Kılıçdaroğlu’nu, derin ideolojik ayrılıkları olduğu ittifak partileri de kurtaramadı.

Yedi cumhurbaşkanı yardımcılığı ve bol keseden dağıtılan bakanlıklar, ittifakın “ülkeye hizmet” değil, koltuk peşinde olduğu savını güçlendirdi. Birbirine güvenmeyen ittifak ortakları, vatandaşın güvenini hiç alamadı.

Kemal Bey, 28 Mayıs’a giderken neyi değiştirebilecek?

Artık vaat edebileceği bir şey de kalmadı. Seçmen, Kılıçdaroğlu’nun vaatlerini bile Erdoğan’ın gerçekleştirebileceğine inandı.

Kılıçdaroğlu, Türkiye’nin bekası ile ilgili umut verici açıklamalar yapamayarak, HDP’ye, PKK’ya, FETÖ’ye beklenen tepkiyi gösteremedi. Millet, “Türkiye’nin bekası mı, patates-soğan mı?” ikileminde her zaman olduğu gibi, “Beka” dedi.

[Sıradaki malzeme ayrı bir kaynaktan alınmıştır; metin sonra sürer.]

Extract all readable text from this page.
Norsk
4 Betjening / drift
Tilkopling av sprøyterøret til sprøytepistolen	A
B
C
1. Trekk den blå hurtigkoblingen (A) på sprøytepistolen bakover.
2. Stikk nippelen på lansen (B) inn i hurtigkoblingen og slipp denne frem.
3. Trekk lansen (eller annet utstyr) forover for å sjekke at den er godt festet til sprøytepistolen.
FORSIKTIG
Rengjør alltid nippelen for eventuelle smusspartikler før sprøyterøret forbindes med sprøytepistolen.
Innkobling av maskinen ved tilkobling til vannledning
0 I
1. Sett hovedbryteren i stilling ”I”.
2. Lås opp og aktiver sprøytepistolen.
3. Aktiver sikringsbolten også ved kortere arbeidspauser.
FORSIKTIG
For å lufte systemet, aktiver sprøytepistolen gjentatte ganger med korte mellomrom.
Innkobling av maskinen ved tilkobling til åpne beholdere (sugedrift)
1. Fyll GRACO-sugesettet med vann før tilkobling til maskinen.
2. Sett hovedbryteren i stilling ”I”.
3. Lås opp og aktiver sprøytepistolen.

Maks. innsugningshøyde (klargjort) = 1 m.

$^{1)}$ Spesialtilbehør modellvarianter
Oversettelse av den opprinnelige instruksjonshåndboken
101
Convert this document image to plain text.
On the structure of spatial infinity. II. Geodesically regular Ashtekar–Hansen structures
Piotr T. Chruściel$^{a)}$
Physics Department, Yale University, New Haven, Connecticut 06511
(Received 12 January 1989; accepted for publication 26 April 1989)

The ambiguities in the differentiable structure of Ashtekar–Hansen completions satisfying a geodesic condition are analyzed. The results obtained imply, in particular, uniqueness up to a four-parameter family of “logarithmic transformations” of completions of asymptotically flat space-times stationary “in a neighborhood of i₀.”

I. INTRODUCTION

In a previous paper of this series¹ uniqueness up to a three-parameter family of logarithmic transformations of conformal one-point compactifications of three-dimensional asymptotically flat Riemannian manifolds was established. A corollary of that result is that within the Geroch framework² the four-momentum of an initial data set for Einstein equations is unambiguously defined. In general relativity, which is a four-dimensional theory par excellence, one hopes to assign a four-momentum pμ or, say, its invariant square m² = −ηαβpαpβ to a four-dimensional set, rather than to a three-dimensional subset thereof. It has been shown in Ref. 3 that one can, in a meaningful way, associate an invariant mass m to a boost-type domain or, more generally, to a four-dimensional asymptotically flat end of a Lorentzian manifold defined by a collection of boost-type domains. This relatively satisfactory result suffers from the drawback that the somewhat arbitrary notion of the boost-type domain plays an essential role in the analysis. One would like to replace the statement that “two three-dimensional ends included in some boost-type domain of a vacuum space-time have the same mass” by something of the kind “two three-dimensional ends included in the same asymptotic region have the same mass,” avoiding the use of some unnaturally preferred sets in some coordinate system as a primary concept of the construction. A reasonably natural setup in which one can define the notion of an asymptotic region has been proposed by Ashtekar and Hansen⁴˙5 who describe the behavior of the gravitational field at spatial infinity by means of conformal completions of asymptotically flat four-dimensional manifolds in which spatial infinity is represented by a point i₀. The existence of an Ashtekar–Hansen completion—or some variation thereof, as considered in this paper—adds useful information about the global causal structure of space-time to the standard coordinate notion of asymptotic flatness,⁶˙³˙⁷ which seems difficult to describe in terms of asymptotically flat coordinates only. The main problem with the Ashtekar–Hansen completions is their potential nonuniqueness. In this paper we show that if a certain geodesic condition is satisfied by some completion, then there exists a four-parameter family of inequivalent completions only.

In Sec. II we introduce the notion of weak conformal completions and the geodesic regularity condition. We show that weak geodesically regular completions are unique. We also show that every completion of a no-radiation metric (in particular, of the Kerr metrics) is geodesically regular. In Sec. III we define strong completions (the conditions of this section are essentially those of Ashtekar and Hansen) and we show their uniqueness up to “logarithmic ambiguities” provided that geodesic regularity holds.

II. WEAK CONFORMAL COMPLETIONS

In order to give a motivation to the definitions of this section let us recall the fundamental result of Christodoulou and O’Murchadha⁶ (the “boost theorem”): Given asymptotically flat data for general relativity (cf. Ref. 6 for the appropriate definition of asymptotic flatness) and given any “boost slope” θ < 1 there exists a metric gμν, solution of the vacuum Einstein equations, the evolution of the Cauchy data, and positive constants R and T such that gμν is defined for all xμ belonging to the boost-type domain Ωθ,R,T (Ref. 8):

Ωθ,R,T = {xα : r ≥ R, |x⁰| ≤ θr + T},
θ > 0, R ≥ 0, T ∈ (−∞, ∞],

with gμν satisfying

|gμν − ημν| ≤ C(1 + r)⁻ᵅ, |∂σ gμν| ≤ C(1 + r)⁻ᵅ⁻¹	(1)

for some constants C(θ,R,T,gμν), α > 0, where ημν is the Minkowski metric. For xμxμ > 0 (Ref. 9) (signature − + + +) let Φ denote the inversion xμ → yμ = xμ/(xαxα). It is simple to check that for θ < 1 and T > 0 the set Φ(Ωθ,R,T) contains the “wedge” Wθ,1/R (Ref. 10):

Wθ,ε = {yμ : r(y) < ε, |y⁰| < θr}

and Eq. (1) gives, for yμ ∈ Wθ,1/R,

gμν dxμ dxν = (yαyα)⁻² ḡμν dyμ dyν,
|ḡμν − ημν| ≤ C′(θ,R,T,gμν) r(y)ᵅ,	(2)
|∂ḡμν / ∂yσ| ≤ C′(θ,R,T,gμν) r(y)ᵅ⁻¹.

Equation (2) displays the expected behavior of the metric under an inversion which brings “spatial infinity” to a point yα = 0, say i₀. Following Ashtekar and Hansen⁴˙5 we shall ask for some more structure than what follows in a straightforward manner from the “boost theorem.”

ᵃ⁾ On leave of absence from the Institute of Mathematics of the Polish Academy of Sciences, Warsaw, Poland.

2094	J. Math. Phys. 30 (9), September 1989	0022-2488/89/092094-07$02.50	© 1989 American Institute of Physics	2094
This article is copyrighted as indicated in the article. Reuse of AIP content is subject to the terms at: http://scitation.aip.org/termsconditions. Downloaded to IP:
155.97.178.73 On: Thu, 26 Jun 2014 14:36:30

Şimdi sanıyorlar ki; Sinan Oğan kendilerini desteklerse, Oğan’a oy veren yüzde 5 gidip tıpış tıpış Kılıçdaroğlu’na oy verecek. Sinan Oğan da aslında yüzde 5’in parti tabanı, kemik kitle olmadığının farkında. Geleceğe dönük siyaset planlayan Sinan Oğan’ın destek açıklaması, oyların Millet İttifakı’na gitmesini sağlamayacağı gibi kendisini de siyaseten zora sokacaktır. Milliyetçilerin adayı olduğunu söyleyen Oğan, HDP’nin olduğu Masa'ya yönelirse, gelecekte oy isteyeceği milliyetçi, muhafazakâr tabana bunu izah edemez. Oğan’ın gelecekte siyaset yapacağı taban şu anki Cumhur İttifakı tabanıdır. Bu tabanla yollarını şimdiden ayırmak mantıklı bir tercih olmaz.

28 Mayıs’ta sonuç değişmeyeceği gibi, Erdoğan’ın oylarını artırarak seçileceği ortada. Peki neden?

Birincisi; Cumhur İttifakı, TBMM seçimlerini kazandı. Millet, Meclis’in Cumhur, başkanlığın Millet İttifakı'nda olmasının bu ülkeyi yönetilemez kılacağının farkındadır.

İkincisi: İlk turda sandığa gitmeyen milliyetçi, muhafazakâr seçmen bu kez sandığa gidecektir. Millet İttifakı’nda yer alan sağ partilerin seçmeni bu turda, yönetimde istikrar adına, daha fazla Erdoğan’a yönelecektir.

Üçüncüsü; cumhurbaşkanlığı seçimini, Millet İttifakı’nın alması durumunda yeni bir erken seçim kaçınılmaz hale gelecektir. Benim gördüğüm, millet artık seçim istemiyor. Bir an önce yeni hükümetin kurulmasını ve sorunların ortadan kalkmasını bekliyor.